Fans of sixties-era Superman comics, seventies-era Superfriends cartoons, and nineties-era Seinfeld episodes will remember Bizarro World, the strange cube-shaped planet where things are done the opposite of what one might think makes sense. The planet is ruled by the "Bizarro Code," which states "Us do opposite of all Earthly things! Us hate beauty! Us love ugliness! Is big crime to make anything perfect on Bizarro World!"
So what has me strolling down corny pop-culture lane for this blog post? The Brennan Center, and their Bizarro World perspective on so-called "pay to play" laws that prevent anyone who contributes to candidates from receiving government contracts. More specifically, Brennan’s recent criticism of the Senate confirmation of Ray LaHood, former Illinois Congressman and now Secretary of Transportation in the Obama administration.
From their release:
Roads and bridges… and the lucrative contracts for their construction-are the stock-in-trade of pay-to-play politics… By softballing LaHood’s confirmation hearings, the Senate missed the opportunity to exact guarantees that the pay-to-play culture of Bush’s Transportation Department and LaHood’s home state of Illinois won’t make inroads into the Obama Administration…
… the Bush Administration… succeeded in knocking a sizeable hole in Illinois’ ban on pay-to-play deals that the state Senate had attempted to pass in the wake of the Blagojevich scandal. The Department of Transportation threatened to block federal funding for roads and bridges in Illinois unless the Illinois Senate exempted transportation projects from the pay-to-play ban, which prohibits businesses that have or seek state contracts worth more than $50,000 from donating to statewide officeholders… In New Jersey in 2004, the Federal Highway Administration had used a similar threat to withhold state highway funding in order to weaken a state executive order limiting the size of campaign contributions from government contractors to state candidates.
The… asserted justification for opposing state pay-to-play reform efforts is that banning pay-to-play practices might potentially prevent some businesses from bidding, and that such a restriction on competitive bidding might potentially drive up the cost of projects. This supposed "cost-saving" justification is absurd — multiple defense contracting scandals have only emphasized that when government contracts are awarded through political favoritism and pay-to-play dealmaking, public funds are squandered, not saved.
Perhaps in Bizarro World where competitively bid contracts are awarded to the highest bidder, the Brennan Center may be right. On this earth, however, the purpose of competitive bidding is to eliminate political favoritism by giving the contract to the lowest bidder. And it’s universally understood that the more bidders for any given contract, the more likely it is that the public will get the best deal possible.

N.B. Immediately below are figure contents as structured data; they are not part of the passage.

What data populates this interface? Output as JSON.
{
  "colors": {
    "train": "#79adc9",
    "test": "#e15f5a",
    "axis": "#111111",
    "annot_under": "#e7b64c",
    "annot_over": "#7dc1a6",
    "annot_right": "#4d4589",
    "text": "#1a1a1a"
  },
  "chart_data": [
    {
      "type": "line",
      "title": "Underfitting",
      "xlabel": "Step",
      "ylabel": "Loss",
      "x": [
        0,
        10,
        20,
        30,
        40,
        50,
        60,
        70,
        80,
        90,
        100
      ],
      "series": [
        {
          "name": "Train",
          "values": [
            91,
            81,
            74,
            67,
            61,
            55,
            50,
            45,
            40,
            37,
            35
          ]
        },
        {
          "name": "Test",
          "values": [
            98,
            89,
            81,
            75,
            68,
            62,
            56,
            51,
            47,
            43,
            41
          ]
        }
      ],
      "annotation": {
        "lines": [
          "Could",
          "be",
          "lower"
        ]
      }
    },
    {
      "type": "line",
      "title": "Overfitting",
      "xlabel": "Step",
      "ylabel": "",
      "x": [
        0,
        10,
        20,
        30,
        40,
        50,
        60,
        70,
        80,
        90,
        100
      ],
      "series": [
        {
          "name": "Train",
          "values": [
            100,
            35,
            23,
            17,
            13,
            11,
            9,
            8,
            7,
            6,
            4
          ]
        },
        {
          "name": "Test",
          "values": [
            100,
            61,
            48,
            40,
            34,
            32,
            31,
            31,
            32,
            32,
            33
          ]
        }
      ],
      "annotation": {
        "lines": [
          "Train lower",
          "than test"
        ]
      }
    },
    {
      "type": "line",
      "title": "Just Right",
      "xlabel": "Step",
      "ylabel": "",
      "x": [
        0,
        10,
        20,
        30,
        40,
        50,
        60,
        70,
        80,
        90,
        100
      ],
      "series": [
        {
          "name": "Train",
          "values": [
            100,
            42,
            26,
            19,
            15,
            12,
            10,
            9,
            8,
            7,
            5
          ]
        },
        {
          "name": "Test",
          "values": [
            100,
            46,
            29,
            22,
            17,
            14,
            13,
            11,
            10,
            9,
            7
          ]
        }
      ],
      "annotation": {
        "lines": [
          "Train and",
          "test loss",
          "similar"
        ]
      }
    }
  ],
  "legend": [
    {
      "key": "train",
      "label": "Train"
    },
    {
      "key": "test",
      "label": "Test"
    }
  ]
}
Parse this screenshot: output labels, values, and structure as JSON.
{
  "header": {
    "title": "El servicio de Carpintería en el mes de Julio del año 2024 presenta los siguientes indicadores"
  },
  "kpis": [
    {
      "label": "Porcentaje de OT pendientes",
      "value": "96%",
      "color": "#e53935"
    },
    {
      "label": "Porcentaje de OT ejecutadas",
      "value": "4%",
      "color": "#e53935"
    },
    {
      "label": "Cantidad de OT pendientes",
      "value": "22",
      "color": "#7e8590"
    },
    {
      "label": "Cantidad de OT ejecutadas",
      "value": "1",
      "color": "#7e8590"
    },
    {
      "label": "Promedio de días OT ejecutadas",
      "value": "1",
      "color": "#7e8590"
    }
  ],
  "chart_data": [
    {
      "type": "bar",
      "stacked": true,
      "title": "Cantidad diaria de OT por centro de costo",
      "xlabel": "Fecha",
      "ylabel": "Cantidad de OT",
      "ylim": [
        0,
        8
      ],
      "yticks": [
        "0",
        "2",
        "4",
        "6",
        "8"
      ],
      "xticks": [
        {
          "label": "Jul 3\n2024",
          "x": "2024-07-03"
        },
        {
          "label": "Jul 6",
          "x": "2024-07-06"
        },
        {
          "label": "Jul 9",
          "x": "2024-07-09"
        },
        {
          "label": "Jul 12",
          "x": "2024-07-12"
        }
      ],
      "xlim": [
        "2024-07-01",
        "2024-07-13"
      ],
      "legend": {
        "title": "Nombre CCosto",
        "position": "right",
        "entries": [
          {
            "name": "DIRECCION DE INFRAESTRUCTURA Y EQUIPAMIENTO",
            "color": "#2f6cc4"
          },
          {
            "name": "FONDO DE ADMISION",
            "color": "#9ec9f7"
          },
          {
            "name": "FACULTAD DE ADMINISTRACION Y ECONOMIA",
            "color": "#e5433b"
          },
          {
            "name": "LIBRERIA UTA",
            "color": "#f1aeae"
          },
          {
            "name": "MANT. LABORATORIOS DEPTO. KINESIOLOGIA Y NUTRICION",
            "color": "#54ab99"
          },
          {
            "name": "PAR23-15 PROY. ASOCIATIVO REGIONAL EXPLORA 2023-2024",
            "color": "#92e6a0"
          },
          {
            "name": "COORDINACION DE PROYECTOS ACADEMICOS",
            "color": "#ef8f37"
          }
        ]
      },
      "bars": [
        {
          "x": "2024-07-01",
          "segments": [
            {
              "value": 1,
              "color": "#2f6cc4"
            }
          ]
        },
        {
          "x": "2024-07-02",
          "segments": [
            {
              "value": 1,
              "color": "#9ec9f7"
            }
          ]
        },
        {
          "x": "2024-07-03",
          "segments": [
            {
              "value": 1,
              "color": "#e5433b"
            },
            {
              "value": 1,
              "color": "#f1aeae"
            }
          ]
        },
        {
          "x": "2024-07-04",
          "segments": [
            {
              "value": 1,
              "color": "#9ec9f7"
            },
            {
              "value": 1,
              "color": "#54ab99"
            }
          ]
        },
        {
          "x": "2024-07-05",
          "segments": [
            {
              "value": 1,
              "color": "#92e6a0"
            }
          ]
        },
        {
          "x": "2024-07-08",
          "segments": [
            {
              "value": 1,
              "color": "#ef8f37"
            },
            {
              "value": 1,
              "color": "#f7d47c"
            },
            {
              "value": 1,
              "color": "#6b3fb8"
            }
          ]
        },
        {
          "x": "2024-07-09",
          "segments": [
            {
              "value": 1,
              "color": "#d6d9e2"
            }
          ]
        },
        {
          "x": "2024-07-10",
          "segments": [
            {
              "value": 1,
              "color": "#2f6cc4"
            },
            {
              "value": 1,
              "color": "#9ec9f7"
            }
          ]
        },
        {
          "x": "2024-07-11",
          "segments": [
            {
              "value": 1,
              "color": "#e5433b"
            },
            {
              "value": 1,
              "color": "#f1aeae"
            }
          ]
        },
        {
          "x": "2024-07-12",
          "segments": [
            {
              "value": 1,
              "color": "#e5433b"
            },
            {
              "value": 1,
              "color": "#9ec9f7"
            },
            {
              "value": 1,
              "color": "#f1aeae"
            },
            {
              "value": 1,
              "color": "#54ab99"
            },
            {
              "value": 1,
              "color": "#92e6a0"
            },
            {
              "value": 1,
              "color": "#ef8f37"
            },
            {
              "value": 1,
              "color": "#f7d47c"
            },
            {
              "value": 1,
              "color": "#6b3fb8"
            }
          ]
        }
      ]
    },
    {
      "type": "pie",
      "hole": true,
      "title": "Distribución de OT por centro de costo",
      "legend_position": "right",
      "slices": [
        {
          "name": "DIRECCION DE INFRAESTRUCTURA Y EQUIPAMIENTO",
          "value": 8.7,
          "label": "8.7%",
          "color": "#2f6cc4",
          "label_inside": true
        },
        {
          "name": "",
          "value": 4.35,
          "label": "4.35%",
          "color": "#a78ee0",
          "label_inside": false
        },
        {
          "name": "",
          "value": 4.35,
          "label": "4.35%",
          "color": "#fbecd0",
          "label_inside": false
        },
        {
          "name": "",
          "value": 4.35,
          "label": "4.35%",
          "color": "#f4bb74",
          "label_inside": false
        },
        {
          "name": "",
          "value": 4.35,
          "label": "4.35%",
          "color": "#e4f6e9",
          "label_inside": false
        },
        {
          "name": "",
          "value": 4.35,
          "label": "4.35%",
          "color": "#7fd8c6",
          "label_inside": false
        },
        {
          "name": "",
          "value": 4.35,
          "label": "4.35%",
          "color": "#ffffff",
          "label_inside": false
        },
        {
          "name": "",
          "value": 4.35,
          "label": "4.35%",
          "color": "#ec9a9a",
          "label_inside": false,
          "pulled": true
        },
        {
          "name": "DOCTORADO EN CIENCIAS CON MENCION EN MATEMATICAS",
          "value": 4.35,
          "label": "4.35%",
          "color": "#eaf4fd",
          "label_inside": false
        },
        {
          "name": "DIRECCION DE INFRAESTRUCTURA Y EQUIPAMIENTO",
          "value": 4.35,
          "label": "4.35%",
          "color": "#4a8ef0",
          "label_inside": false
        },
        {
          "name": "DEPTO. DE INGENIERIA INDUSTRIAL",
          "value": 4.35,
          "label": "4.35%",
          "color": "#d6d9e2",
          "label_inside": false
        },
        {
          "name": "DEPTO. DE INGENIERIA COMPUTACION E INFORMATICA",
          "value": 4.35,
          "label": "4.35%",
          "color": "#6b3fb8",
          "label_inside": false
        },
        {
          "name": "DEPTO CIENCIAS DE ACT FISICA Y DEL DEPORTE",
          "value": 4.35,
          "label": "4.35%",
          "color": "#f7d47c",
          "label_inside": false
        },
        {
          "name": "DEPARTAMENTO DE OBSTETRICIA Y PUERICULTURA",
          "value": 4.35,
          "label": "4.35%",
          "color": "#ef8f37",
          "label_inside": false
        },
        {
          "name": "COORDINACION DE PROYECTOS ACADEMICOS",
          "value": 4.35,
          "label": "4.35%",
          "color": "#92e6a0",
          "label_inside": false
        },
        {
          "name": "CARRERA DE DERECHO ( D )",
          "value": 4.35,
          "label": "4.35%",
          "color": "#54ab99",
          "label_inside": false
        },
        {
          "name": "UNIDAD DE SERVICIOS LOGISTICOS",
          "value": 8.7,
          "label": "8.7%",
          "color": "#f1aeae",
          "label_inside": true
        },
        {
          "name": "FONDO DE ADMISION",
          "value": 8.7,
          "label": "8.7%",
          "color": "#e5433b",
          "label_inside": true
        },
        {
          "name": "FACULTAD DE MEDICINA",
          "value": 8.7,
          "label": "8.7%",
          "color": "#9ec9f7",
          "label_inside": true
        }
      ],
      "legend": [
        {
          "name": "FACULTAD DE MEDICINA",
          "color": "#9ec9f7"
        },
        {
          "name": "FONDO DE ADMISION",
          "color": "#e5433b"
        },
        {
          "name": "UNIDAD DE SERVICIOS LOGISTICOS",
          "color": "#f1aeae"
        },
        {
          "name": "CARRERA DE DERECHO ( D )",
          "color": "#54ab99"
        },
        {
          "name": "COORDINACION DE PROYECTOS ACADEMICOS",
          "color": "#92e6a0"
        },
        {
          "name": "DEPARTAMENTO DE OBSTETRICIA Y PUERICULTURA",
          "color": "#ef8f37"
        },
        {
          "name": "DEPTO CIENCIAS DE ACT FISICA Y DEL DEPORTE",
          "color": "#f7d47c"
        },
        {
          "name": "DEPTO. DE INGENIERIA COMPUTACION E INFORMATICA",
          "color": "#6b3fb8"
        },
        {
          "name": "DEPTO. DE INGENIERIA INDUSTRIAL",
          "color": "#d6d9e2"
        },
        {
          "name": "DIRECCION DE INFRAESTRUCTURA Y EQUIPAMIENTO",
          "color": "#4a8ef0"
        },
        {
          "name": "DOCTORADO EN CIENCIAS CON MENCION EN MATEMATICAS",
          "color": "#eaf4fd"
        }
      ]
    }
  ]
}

This isn’t just speculation, of course. In a recent decision upholding New Jersey’s unfortunate "pay to play" ban, the case centered on a road contractor who submitted a bid that was subsequently disqualified when his recent contributions to the local Republican Party were discovered. The contractor, Walter Earle II, had submitted the lowest bid, but New Jersey’s "pay to play" law forced the state to ignore his low bid in favor of higher bids.
I guess this is how "pay to play" prevents taxpayer dollars from being "squandered" through awarding contracts to the lowest bidder. Maybe if we can trick the folks at the Brennan Center into saying "retnecnannerb" they’ll go away and stop this nonsense (different joker, I know, but it’s worth a try)?